I criticized Patriot Reign for being relatively content-light. War Room is nominally about fifty percent longer, but effectively close to twice as long, with a shorter introduction that doesn’t bog down the book nearly as badly. There are more interesting things to tell, such as Pioli’s and Dimitroff’s struggles to impose new regimes with the Chiefs and Falcons, and how those are both similar to and different from the ones they experienced and learned from in New England. Both men were obviously strongly influenced by their time with Belichick, but without simply being clones of him.
War Room also drops a few nuggets, which I don’t recall Patriot Reign doing at all. The biggest ones come from draft day deliberations, where the Patriots picked noted busts Laurence Maroney and Chad Jackson in the first and second round over the objections of their scouts. They had instead been endorsed by people outside the building, namely Josh McDaniels’ brother Ben at Minnesota for Maroney and Belichick’s close friend Urban Meyer for Jackson. The Titans had actually done something similar the year before, reportedly relying on tight ends coach George Henshaw, whose son played at West Virginia, for a positive character evaluation of Adam “Pacman” Jones. Henshaw was fired after Jones’ rookie season. As far as I know, Belichick and Meyer are still friends, and Ben and Josh McDaniels are still on speaking terms. In fact, Josh would hire Ben to be his quarterbacks coach in Denver, where the brothers tried to resurrect Maroney’s career without any success.

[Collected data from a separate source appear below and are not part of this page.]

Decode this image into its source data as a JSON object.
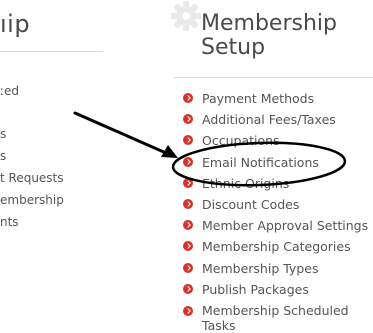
{
  "left_panel": {
    "title": "ıip",
    "items": [
      "ːed",
      "s",
      "s",
      "t Requests",
      "embership",
      "nts"
    ]
  },
  "right_panel": {
    "title_line1": "Membership",
    "title_line2": "Setup",
    "icon": "gear-icon",
    "bullet_icon": "chevron-circle-right-icon",
    "bullet_color": "#d6322b",
    "items": [
      "Payment Methods",
      "Additional Fees/Taxes",
      "Occupations",
      "Email Notifications",
      "Ethnic Origins",
      "Discount Codes",
      "Member Approval Settings",
      "Membership Categories",
      "Membership Types",
      "Publish Packages",
      "Membership Scheduled Tasks"
    ]
  },
  "annotation": {
    "type": "arrow-and-ellipse",
    "highlights": "Email Notifications",
    "color": "#000000"
  }
}
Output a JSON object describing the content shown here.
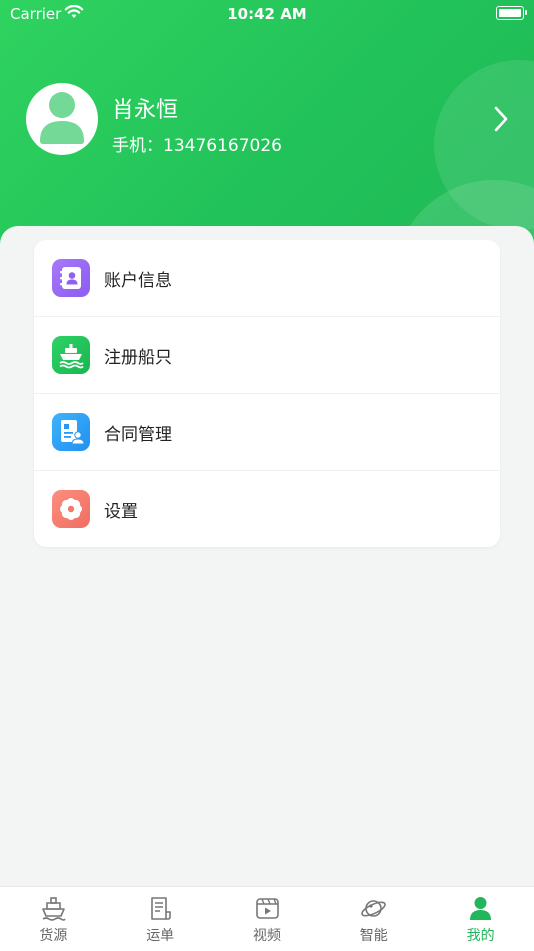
{
  "status_bar": {
    "carrier": "Carrier",
    "time": "10:42 AM"
  },
  "profile": {
    "name": "肖永恒",
    "phone": "手机：13476167026"
  },
  "menu": {
    "items": [
      {
        "label": "账户信息",
        "icon": "contact-card-icon",
        "color": "#9b6cf6"
      },
      {
        "label": "注册船只",
        "icon": "ship-icon",
        "color": "#22c25a"
      },
      {
        "label": "合同管理",
        "icon": "contract-icon",
        "color": "#2f9cf5"
      },
      {
        "label": "设置",
        "icon": "gear-flower-icon",
        "color": "#f47e6e"
      }
    ]
  },
  "tabbar": {
    "tabs": [
      {
        "label": "货源",
        "icon": "cargo-ship-icon"
      },
      {
        "label": "运单",
        "icon": "waybill-icon"
      },
      {
        "label": "视频",
        "icon": "video-icon"
      },
      {
        "label": "智能",
        "icon": "planet-icon"
      },
      {
        "label": "我的",
        "icon": "person-icon",
        "active": true
      }
    ]
  },
  "colors": {
    "brand_green": "#22c25a",
    "active_tab": "#22b65a",
    "inactive_tab": "#666666"
  }
}
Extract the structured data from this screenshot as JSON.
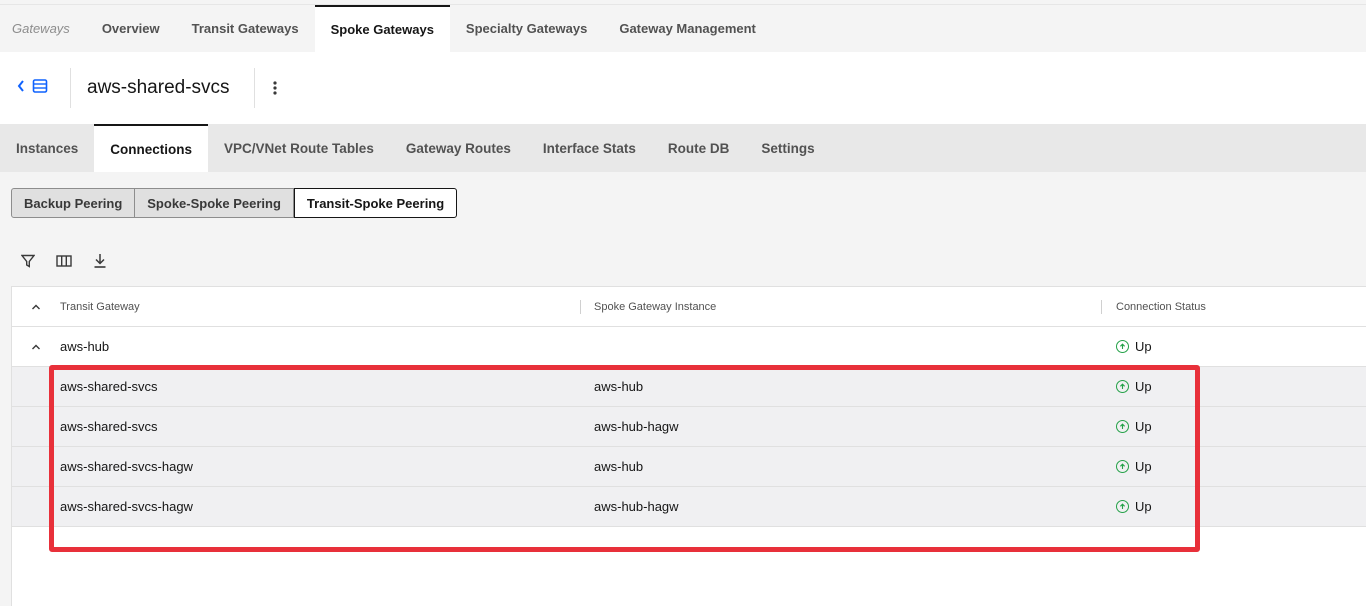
{
  "top_nav": {
    "brand": "Gateways",
    "tabs": [
      {
        "label": "Overview"
      },
      {
        "label": "Transit Gateways"
      },
      {
        "label": "Spoke Gateways"
      },
      {
        "label": "Specialty Gateways"
      },
      {
        "label": "Gateway Management"
      }
    ],
    "active_tab": "Spoke Gateways"
  },
  "header": {
    "title": "aws-shared-svcs"
  },
  "sub_tabs": [
    {
      "label": "Instances"
    },
    {
      "label": "Connections"
    },
    {
      "label": "VPC/VNet Route Tables"
    },
    {
      "label": "Gateway Routes"
    },
    {
      "label": "Interface Stats"
    },
    {
      "label": "Route DB"
    },
    {
      "label": "Settings"
    }
  ],
  "active_sub_tab": "Connections",
  "segments": [
    {
      "label": "Backup Peering"
    },
    {
      "label": "Spoke-Spoke Peering"
    },
    {
      "label": "Transit-Spoke Peering"
    }
  ],
  "active_segment": "Transit-Spoke Peering",
  "toolbar": {
    "icons": [
      "filter-icon",
      "columns-icon",
      "download-icon"
    ]
  },
  "table": {
    "columns": [
      "Transit Gateway",
      "Spoke Gateway Instance",
      "Connection Status"
    ],
    "group": {
      "name": "aws-hub",
      "status": "Up"
    },
    "rows": [
      {
        "transit": "aws-shared-svcs",
        "spoke": "aws-hub",
        "status": "Up"
      },
      {
        "transit": "aws-shared-svcs",
        "spoke": "aws-hub-hagw",
        "status": "Up"
      },
      {
        "transit": "aws-shared-svcs-hagw",
        "spoke": "aws-hub",
        "status": "Up"
      },
      {
        "transit": "aws-shared-svcs-hagw",
        "spoke": "aws-hub-hagw",
        "status": "Up"
      }
    ]
  },
  "colors": {
    "accent": "#0f62fe",
    "status_up": "#24a148",
    "highlight": "#e8303a"
  }
}
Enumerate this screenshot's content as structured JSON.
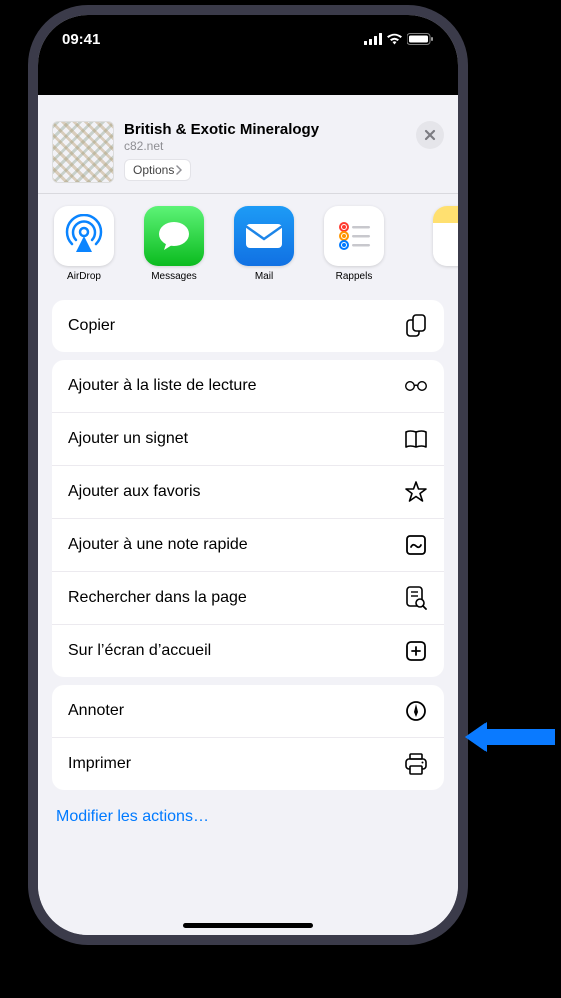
{
  "status": {
    "time": "09:41"
  },
  "header": {
    "title": "British & Exotic Mineralogy",
    "subtitle": "c82.net",
    "options_label": "Options"
  },
  "apps": [
    {
      "name": "airdrop",
      "label": "AirDrop"
    },
    {
      "name": "messages",
      "label": "Messages"
    },
    {
      "name": "mail",
      "label": "Mail"
    },
    {
      "name": "reminders",
      "label": "Rappels"
    }
  ],
  "section1": {
    "copy": "Copier"
  },
  "section2": {
    "reading_list": "Ajouter à la liste de lecture",
    "bookmark": "Ajouter un signet",
    "favorites": "Ajouter aux favoris",
    "quick_note": "Ajouter à une note rapide",
    "find": "Rechercher dans la page",
    "home_screen": "Sur l’écran d’accueil"
  },
  "section3": {
    "annotate": "Annoter",
    "print": "Imprimer"
  },
  "edit_actions": "Modifier les actions…"
}
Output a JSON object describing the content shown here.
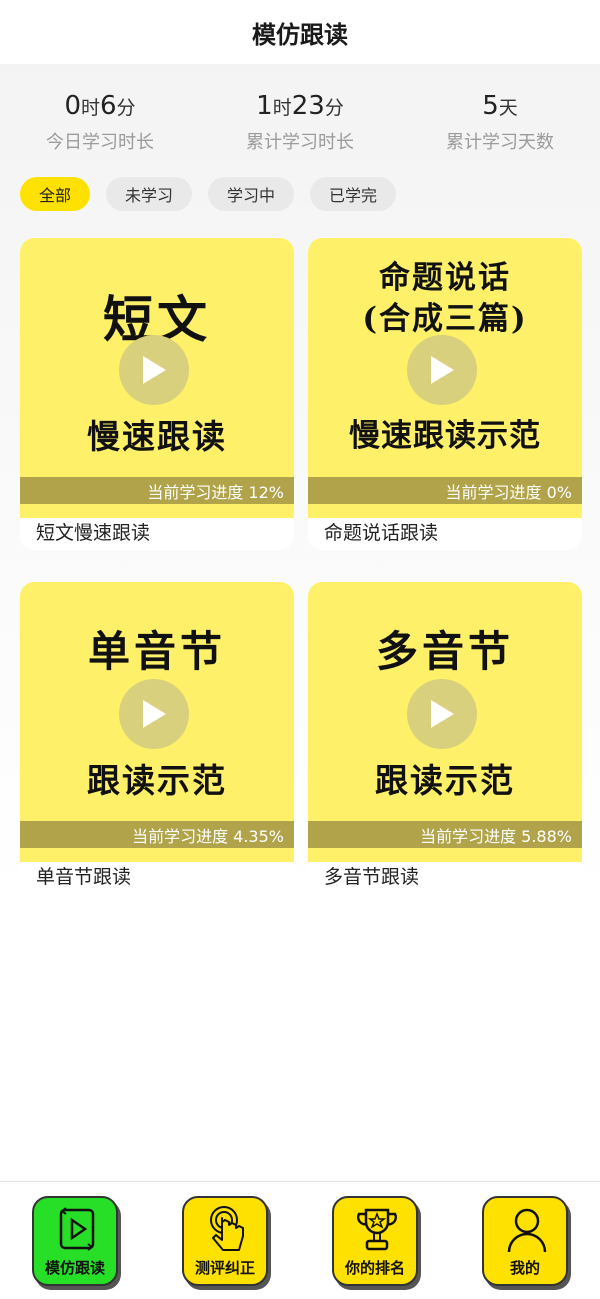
{
  "header": {
    "title": "模仿跟读"
  },
  "stats": [
    {
      "n1": "0",
      "u1": "时",
      "n2": "6",
      "u2": "分",
      "label": "今日学习时长"
    },
    {
      "n1": "1",
      "u1": "时",
      "n2": "23",
      "u2": "分",
      "label": "累计学习时长"
    },
    {
      "n1": "5",
      "u1": "天",
      "n2": "",
      "u2": "",
      "label": "累计学习天数"
    }
  ],
  "filters": [
    "全部",
    "未学习",
    "学习中",
    "已学完"
  ],
  "cards": [
    {
      "top": "短文",
      "top2": "",
      "bottom": "慢速跟读",
      "progress_text": "当前学习进度 12%",
      "progress": 12,
      "caption": "短文慢速跟读"
    },
    {
      "top": "命题说话",
      "top2": "(合成三篇)",
      "bottom": "慢速跟读示范",
      "progress_text": "当前学习进度 0%",
      "progress": 0,
      "caption": "命题说话跟读"
    },
    {
      "top": "单音节",
      "top2": "",
      "bottom": "跟读示范",
      "progress_text": "当前学习进度 4.35%",
      "progress": 4.35,
      "caption": "单音节跟读"
    },
    {
      "top": "多音节",
      "top2": "",
      "bottom": "跟读示范",
      "progress_text": "当前学习进度 5.88%",
      "progress": 5.88,
      "caption": "多音节跟读"
    }
  ],
  "tabs": [
    {
      "label": "模仿跟读",
      "icon": "play-icon",
      "active": true
    },
    {
      "label": "测评纠正",
      "icon": "touch-icon",
      "active": false
    },
    {
      "label": "你的排名",
      "icon": "trophy-icon",
      "active": false
    },
    {
      "label": "我的",
      "icon": "user-icon",
      "active": false
    }
  ],
  "colors": {
    "accent": "#ffe100",
    "card_bg": "#fff06a",
    "progress_bar": "#b0a34a",
    "active_tab": "#27df27"
  }
}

I didn’t find any deep insights in War Room, though I freely admit I read most football books as a deep amateur looking for a way to pass the time rather than as a professional looking to extill insights. There are also a couple things Holley doesn’t seem to get, either from a Boston-centric viewpoint or they’re not obvious and nobody actually bothered to explain them to him, with the foremost example in my mind that Spygate (covered only briefly) exacerbated an existing anti-Boston sentiment arising from a belief that the Patriots were willing to push to the edge of the rules and beyond, if they could get away with it, which they could (see increase in illegal contact penalties, 2004, post Colts-Patriots). War Room is currently available in the Kindle edition for $4.99, and is worth that price more than Patriot Reign is worth $2.99 on Kindle.